If he is rational, what does he want? On this, scholars are divided. Prof Brian Myers of Dongseo University in Busan in South Korea said that Kim Jong-un wants security but also a united Korea as the only way he and the regime can survive in the long term.
"As every North Korean knows, the whole point of the military-first policy is 'final victory', or the unification of the peninsula under North Korean rule."
A credible nuclear force would give him the ability to pressure the United States to remove its troops from the peninsula.
"North Korea needs the capability to strike the US with nuclear weapons in order to pressure both adversaries into signing peace treaties. This is the only grand bargain it has ever wanted," said Prof Myers.
And once the US troops had gone, on this argument, North Korean rule would be unstoppable.
Prof Lankov doesn't agree with the emphasis. He thinks survival is by far the most important motive behind Kim Jong-un's actions: "Above all, he wants to stay alive. Second, economic prosperity and growth - but it's a distant second."
So what's to be done?
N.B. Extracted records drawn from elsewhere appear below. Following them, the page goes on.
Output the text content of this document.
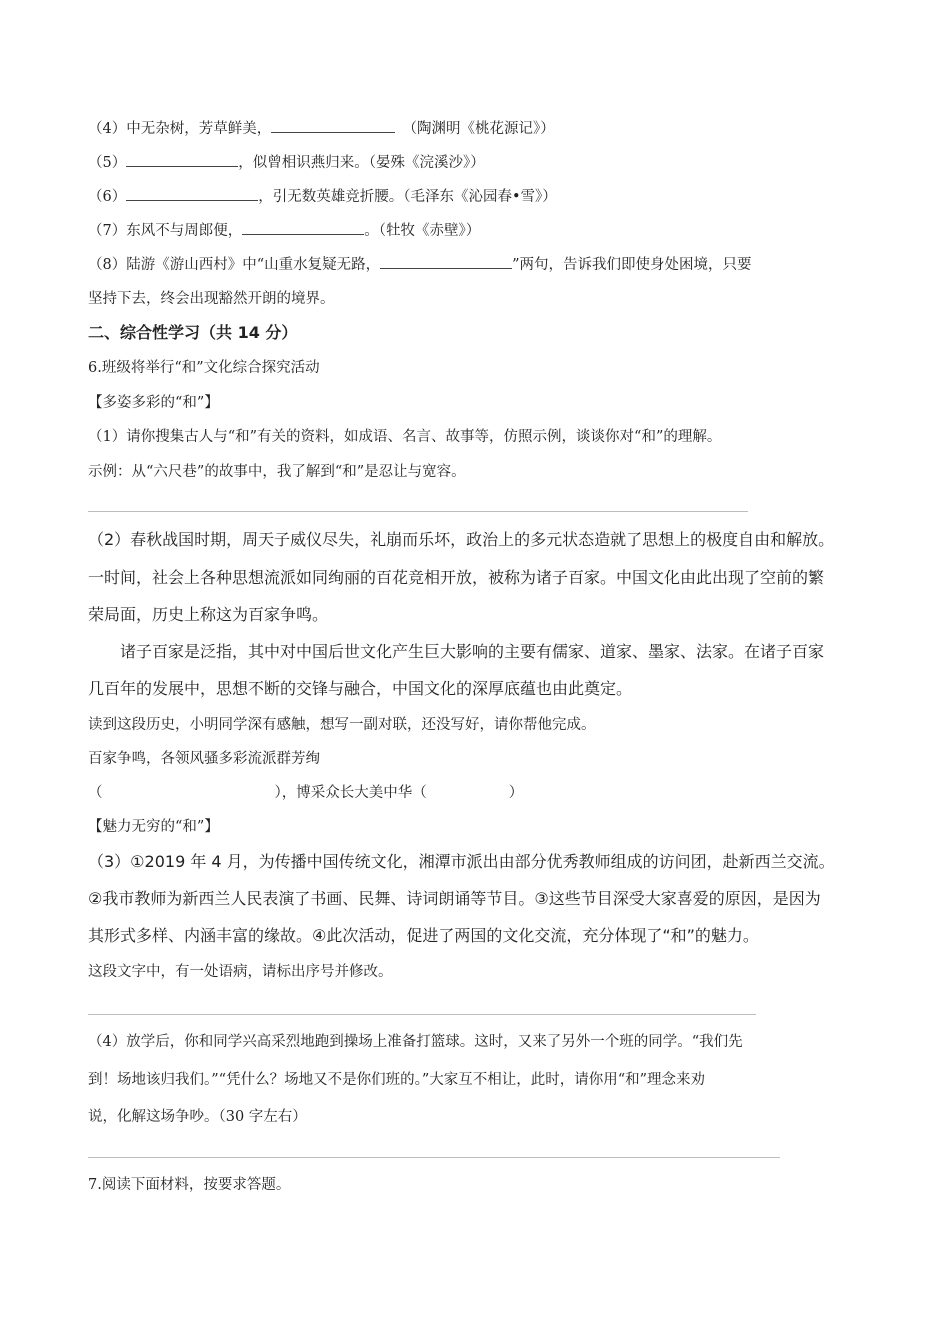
（4）中无杂树，芳草鲜美，	　（陶渊明《桃花源记》）
（5）	，似曾相识燕归来。（晏殊《浣溪沙》）
（6）	，引无数英雄竞折腰。（毛泽东《沁园春•雪》）
（7）东风不与周郎便，	。（牡牧《赤壁》）
（8）陆游《游山西村》中“山重水复疑无路，	”两句，告诉我们即使身处困境，只要
坚持下去，终会出现豁然开朗的境界。
二、综合性学习（共 14 分）
6.班级将举行“和”文化综合探究活动
【多姿多彩的“和”】
（1）请你搜集古人与“和”有关的资料，如成语、名言、故事等，仿照示例，谈谈你对“和”的理解。
示例：从“六尺巷”的故事中，我了解到“和”是忍让与宽容。
（2）春秋战国时期，周天子威仪尽失，礼崩而乐坏，政治上的多元状态造就了思想上的极度自由和解放。
一时间，社会上各种思想流派如同绚丽的百花竞相开放，被称为诸子百家。中国文化由此出现了空前的繁
荣局面，历史上称这为百家争鸣。
　　诸子百家是泛指，其中对中国后世文化产生巨大影响的主要有儒家、道家、墨家、法家。在诸子百家
几百年的发展中，思想不断的交锋与融合，中国文化的深厚底蕴也由此奠定。
读到这段历史，小明同学深有感触，想写一副对联，还没写好，请你帮他完成。
百家争鸣，各领风骚多彩流派群芳绚
（	），博采众长大美中华（	）
【魅力无穷的“和”】
（3）①2019 年 4 月，为传播中国传统文化，湘潭市派出由部分优秀教师组成的访问团，赴新西兰交流。
②我市教师为新西兰人民表演了书画、民舞、诗词朗诵等节目。③这些节目深受大家喜爱的原因，是因为
其形式多样、内涵丰富的缘故。④此次活动，促进了两国的文化交流，充分体现了“和”的魅力。
这段文字中，有一处语病，请标出序号并修改。
（4）放学后，你和同学兴高采烈地跑到操场上准备打篮球。这时，又来了另外一个班的同学。“我们先
到！场地该归我们。”“凭什么？场地又不是你们班的。”大家互不相让，此时，请你用“和”理念来劝
说，化解这场争吵。（30 字左右）
7.阅读下面材料，按要求答题。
Prof Lankov sees no good options: "I don't see any solution right now." He thinks the best option is to persuade North Korea to freeze its development of nuclear weapons at a particular size of arsenal "but it will be very difficult and North Koreans may not keep their promises".
And money would have to be paid. "But this deal isn't good from an American point of view because it means paying a reward to a blackmailer, and if you pay a reward to a blackmailer once, you invite more blackmail.
"The second option which might work is a military operation but that is likely to trigger a second Korean war and will permanently damage American credibility as a reliable ally and protector.
"Worldwide, a lot of people would see that it's better to have enemies than such friends."